In attesa dell'ufficialità, che arriverà nella giornata di domani (martedì, ndr), Evelina Christillin (membro aggiuntivo UEFA nel consiglio della FIFA) ha anticipato la decisione in arrivo sull'assegnazione dell'Europeo 2032. Queste le sue parole su Rai Radio 1:
"Domani non ci sarà nessuna sorpresa. Gli Europei 2032 saranno assegnati a Italia e Turchia. È cosa fatta. Si è lasciato campo libero a Gran Bretagna e Irlanda per il 2028 e di conseguenza è stato deciso e condiviso il via libera per Italia e Turchia per Euro 2032. Domani è previsto il voto. Solo cinque città italiane potranno ospitare l'Europeo. È un accordo preso in sede UEFA dalle federazioni italiane e turche, anche se non c'è ancora una scelta definitiva sulle città. Ci sarà una specie di contest: un modo per mettersi in gara per ristrutturare o fare del tutto nuovi degli stadi, che sono il problema principale dell'Italia. Le città che vogliono candidarsi come sede dei match dell'Europeo dovranno presentare i loro progetti entro la fine del 2026".
Quali sono le città italiane in corsa per ospitare Euro 2032?

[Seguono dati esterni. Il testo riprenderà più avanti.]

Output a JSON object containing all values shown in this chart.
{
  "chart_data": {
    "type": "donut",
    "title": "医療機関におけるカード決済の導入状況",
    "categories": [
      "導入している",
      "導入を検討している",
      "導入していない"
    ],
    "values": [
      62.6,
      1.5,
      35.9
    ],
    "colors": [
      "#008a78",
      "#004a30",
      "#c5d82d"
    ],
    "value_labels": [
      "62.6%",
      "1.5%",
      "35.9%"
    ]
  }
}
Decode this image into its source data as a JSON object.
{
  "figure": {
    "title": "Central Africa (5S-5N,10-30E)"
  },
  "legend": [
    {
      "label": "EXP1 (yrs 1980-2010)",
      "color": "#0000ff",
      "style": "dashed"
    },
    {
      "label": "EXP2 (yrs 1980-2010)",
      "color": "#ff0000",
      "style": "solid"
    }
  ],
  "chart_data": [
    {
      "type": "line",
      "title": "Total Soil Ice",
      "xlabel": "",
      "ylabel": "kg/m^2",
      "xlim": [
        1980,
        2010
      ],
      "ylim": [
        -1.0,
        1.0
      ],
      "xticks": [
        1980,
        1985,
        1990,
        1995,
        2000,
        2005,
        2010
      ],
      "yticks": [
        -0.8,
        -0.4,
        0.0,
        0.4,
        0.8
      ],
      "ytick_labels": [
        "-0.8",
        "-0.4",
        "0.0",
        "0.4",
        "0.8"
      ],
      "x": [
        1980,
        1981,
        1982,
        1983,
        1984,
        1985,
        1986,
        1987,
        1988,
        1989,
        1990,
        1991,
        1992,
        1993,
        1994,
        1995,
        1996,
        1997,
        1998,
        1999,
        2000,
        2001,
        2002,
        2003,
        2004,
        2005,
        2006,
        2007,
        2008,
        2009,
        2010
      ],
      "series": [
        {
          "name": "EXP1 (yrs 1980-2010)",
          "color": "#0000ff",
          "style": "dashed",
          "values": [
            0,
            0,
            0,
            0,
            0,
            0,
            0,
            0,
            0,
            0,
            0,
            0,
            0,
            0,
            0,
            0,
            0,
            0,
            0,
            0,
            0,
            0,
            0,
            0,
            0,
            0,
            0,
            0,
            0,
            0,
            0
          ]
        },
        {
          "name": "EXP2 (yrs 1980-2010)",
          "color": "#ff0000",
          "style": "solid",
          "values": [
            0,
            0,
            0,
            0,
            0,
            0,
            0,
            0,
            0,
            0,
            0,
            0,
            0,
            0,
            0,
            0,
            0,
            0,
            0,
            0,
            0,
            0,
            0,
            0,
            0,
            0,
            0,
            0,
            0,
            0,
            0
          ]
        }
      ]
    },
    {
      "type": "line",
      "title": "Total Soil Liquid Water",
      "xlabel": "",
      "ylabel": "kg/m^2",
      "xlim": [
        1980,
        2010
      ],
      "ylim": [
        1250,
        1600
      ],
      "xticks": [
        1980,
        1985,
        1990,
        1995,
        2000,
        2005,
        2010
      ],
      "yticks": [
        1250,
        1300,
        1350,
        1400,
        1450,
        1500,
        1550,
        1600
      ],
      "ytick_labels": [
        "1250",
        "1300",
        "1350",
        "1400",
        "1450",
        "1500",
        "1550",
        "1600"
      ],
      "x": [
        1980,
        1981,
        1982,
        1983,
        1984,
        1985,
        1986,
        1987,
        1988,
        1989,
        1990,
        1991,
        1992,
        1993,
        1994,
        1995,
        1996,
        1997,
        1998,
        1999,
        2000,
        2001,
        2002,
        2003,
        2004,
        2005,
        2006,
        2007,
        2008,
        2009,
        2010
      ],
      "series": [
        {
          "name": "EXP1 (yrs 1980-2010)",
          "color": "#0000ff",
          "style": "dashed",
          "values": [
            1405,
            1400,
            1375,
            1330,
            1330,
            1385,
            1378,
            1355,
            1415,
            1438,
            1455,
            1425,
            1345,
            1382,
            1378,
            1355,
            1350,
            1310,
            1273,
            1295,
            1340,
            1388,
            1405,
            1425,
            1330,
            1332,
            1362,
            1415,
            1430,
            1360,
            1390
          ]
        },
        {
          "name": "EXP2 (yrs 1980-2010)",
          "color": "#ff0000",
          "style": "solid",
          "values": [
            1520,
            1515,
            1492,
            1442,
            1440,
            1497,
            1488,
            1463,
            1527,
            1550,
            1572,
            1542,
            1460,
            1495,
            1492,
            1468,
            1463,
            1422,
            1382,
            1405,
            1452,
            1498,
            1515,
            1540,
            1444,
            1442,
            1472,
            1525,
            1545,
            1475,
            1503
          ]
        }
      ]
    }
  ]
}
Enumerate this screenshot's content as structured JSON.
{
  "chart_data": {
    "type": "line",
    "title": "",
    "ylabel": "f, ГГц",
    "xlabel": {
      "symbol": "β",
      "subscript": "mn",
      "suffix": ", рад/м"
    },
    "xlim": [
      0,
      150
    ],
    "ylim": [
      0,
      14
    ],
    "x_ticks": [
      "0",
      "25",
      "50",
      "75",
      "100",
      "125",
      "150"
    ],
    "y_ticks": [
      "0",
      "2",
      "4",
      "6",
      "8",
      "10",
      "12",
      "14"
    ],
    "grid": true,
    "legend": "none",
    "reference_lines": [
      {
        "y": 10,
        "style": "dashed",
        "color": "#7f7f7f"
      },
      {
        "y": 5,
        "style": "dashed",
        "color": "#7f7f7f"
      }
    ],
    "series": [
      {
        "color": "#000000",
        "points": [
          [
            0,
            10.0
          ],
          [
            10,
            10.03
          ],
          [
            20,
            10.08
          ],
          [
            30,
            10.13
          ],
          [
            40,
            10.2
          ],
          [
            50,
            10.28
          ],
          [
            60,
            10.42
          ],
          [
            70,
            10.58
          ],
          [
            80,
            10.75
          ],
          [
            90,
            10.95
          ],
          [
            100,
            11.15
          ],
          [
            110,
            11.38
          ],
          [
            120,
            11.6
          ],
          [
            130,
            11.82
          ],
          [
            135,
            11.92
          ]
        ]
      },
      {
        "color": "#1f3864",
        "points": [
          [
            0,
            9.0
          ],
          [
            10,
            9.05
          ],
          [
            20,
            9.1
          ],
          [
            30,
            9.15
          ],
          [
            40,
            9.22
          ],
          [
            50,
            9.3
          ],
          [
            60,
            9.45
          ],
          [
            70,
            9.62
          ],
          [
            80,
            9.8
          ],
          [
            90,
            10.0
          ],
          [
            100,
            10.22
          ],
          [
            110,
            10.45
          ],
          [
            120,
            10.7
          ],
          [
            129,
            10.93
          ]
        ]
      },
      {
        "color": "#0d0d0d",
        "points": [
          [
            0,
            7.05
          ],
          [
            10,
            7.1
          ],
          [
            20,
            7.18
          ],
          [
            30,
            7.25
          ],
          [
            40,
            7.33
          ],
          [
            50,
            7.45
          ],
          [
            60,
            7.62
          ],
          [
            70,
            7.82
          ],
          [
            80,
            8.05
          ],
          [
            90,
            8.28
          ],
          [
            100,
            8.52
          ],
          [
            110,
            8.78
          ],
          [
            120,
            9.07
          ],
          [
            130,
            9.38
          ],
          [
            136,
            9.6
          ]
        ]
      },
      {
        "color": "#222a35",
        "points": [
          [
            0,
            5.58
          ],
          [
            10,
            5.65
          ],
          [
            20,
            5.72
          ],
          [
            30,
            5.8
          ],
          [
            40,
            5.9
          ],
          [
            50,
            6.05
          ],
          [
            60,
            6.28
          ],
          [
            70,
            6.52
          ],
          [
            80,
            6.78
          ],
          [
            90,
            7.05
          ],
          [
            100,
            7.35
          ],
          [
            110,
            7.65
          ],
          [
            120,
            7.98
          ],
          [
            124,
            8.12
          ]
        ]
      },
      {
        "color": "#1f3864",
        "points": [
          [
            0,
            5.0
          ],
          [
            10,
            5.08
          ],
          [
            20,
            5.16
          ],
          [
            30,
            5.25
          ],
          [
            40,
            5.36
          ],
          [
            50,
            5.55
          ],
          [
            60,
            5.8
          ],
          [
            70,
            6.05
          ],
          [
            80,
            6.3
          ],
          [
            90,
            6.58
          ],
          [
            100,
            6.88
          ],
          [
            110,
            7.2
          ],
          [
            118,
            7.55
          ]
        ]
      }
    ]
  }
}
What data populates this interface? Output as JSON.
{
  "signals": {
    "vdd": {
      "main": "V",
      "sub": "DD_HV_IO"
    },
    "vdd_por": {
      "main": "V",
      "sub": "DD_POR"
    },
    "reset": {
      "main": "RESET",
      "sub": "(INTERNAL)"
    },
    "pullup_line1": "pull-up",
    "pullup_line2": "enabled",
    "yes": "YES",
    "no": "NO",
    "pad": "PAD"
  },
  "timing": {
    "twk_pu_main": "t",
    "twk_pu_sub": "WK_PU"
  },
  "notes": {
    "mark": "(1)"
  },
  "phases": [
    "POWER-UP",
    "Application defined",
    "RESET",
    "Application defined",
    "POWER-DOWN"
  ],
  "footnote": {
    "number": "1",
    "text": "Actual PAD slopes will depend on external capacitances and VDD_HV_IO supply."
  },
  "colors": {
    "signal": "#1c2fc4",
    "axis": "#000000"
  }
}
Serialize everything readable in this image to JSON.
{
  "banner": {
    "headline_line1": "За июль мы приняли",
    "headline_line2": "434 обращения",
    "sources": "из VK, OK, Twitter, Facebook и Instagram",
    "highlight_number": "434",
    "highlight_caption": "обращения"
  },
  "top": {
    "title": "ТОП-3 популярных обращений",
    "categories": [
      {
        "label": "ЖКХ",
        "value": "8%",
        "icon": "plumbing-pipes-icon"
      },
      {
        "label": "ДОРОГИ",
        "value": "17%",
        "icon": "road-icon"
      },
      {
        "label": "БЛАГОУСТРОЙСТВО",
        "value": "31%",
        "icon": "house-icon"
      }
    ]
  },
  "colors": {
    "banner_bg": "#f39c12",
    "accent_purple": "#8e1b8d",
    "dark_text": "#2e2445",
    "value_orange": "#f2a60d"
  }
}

Scontata (o quasi) la presenza di Roma con lo stadio Olimpico e Milano con lo stadio Meazza. L'incognita è su Milano: se Inter e Milan dovesse portare avanti - e concludere - la costruzione degli impianti a Rozzano e San Donato Milanese, non è da escludere la sostituzione di San Siro con uno (o entrambi) i nuovi stadi. In corsa anche la sede di Torino con l'Allianz Stadium, uno degli impianti più all'avanguardia del calcio italiano. Senza dimenticare Genova con il Luigi Ferraris, impianto storico per il calcio italiano.
Progetti in corso per la costruzione di nuovi stadi a Bologna, Cagliari, Firenze e Parma, che sognano di ospitare l'Europeo. De Laurentiis spingerà per una ristrutturazione importante dell'attuale Diego Armando Maradona, che così si candiderà prepotentemente per ospitare match della competizione europea (probabilmente la candidatura di Napoli sarà valutata anche senza ristrutturazione dell'impianto). Sicuramente anche Bari e Palermo candideranno la propria città e il proprio stadio per Euro 2032, ma servirà una importante ristrutturazione del San Nicola e del Barbera.
Tra gli stadi già ristrutturati o in fase di ristrutturazione troviamo lo stadio Friuli di Udine, diventato recentemente Bluenergy Stadium, il Mapei Stadium di Reggio Emilia e il Gewiss Stadium di Bergamo.